Но речи смиренного отца пронеслись без внушения и даже вызвали отпор насмешливый: «это все ученость и новшества, нечего и слушать», – порешили про себя иноки. «У нас по-старому; мало ли новшеств теперь выходит, всем и подражать?» – «У нас не менее ихнего святых отцов было. Они там под туркой сидят и все перезабыли. У них и православие давно замутилось, да и колоколов у них нет», – присоединяли самые насмешливые.
Отец Иосиф отошел с горестью, тем более что и сам-то высказал свое мнение не весьма твердо, а как бы и сам ему мало веруя. Но со смущением провидел, что начинается нечто очень неблаговидное и что возвышает главу даже самое непослушание.
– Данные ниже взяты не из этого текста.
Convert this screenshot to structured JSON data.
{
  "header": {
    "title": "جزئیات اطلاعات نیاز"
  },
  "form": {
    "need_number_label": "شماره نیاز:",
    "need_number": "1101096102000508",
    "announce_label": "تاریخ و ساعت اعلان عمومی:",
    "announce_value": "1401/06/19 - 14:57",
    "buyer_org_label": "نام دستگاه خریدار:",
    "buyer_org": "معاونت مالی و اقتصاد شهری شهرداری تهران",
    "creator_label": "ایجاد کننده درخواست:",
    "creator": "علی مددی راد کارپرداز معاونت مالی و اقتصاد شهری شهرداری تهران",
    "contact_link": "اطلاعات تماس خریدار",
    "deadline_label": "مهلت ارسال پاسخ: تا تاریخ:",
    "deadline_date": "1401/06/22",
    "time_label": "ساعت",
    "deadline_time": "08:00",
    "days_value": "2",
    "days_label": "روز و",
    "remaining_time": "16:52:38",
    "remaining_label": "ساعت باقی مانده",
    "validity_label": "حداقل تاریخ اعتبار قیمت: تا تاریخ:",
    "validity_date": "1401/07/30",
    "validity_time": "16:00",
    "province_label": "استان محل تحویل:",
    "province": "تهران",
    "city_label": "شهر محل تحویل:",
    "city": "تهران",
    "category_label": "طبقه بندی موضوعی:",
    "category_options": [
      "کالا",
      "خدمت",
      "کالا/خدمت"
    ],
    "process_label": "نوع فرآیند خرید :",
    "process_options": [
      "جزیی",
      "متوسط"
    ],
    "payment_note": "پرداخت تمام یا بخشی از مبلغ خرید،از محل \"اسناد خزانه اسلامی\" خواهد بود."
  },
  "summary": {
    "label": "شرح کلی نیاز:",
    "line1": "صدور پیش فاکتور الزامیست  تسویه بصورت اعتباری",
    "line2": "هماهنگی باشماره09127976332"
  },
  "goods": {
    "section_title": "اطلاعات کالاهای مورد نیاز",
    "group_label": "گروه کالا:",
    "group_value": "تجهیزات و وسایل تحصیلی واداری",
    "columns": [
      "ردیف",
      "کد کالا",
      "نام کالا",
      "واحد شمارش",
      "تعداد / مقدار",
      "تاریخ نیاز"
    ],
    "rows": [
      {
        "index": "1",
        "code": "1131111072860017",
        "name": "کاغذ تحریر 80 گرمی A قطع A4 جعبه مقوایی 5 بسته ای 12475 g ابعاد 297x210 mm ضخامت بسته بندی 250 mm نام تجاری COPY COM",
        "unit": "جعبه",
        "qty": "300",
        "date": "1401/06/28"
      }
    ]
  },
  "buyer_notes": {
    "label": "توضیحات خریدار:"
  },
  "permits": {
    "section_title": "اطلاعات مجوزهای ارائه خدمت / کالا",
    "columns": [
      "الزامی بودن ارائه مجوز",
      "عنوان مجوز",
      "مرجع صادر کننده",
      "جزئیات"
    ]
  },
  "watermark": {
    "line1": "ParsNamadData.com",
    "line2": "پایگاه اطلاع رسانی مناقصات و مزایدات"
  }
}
Мало-помалу, вслед за отцом Иосифом, затихли и все голоса рассудительные. И как-то так сошлось, что все любившие покойного старца и с умиленным послушанием принимавшие установление старчества страшно чего-то вдруг испугались и, встречаясь друг с другом, робко лишь заглядывали один другому в лицо. Враги же старчества, яко новшества, гордо подняли голову. «От покойного старца Варсонофия не только духу не было, но точилось благоухание, – злорадно напоминали они, – но не старчеством заслужил, а тем, что и сам праведен был».
А вслед за сим на новопреставившегося старца посыпались уже осуждения и самые даже обвинения: «Несправедливо учил; учил, что жизнь есть великая радость, а не смирение слезное», – говорили одни, из наиболее бестолковых. «По-модному веровал, огня материального во аде не признавал», – присоединяли другие, еще тех бестолковее. «К посту был не строг, сладости себе разрешал, варенье вишневое ел с чаем, очень любил, барыни ему присылали. Схимнику ли чаи распивать?» – слышалось от иных завиствующих. «Возгордясь сидел, – с жестокостью припоминали самые злорадные, – за святого себя почитал, на коленки пред ним повергались, яко должное ему принимал». «Таинством исповеди злоупотреблял», – злобным шепотом прибавляли самые ярые противники старчества, и это даже из самых старейших и суровых в богомолье своем иноков, истинных постников и молчальников, замолчавших при жизни усопшего, но вдруг теперь отверзших уста свои, что было уже ужасно, ибо сильно влияли словеса их на молодых и еще не установившихся иноков. Весьма выслушивал все сие и обдорский гость, монашек от святого Сильвестра, глубоко воздыхая и покивая главою: «Нет, видно отец-то Ферапонт справедливо вчера судил», – подумывал он про себя, а тут как раз и показался отец Ферапонт; как бы именно чтоб усугубить потрясение вышел.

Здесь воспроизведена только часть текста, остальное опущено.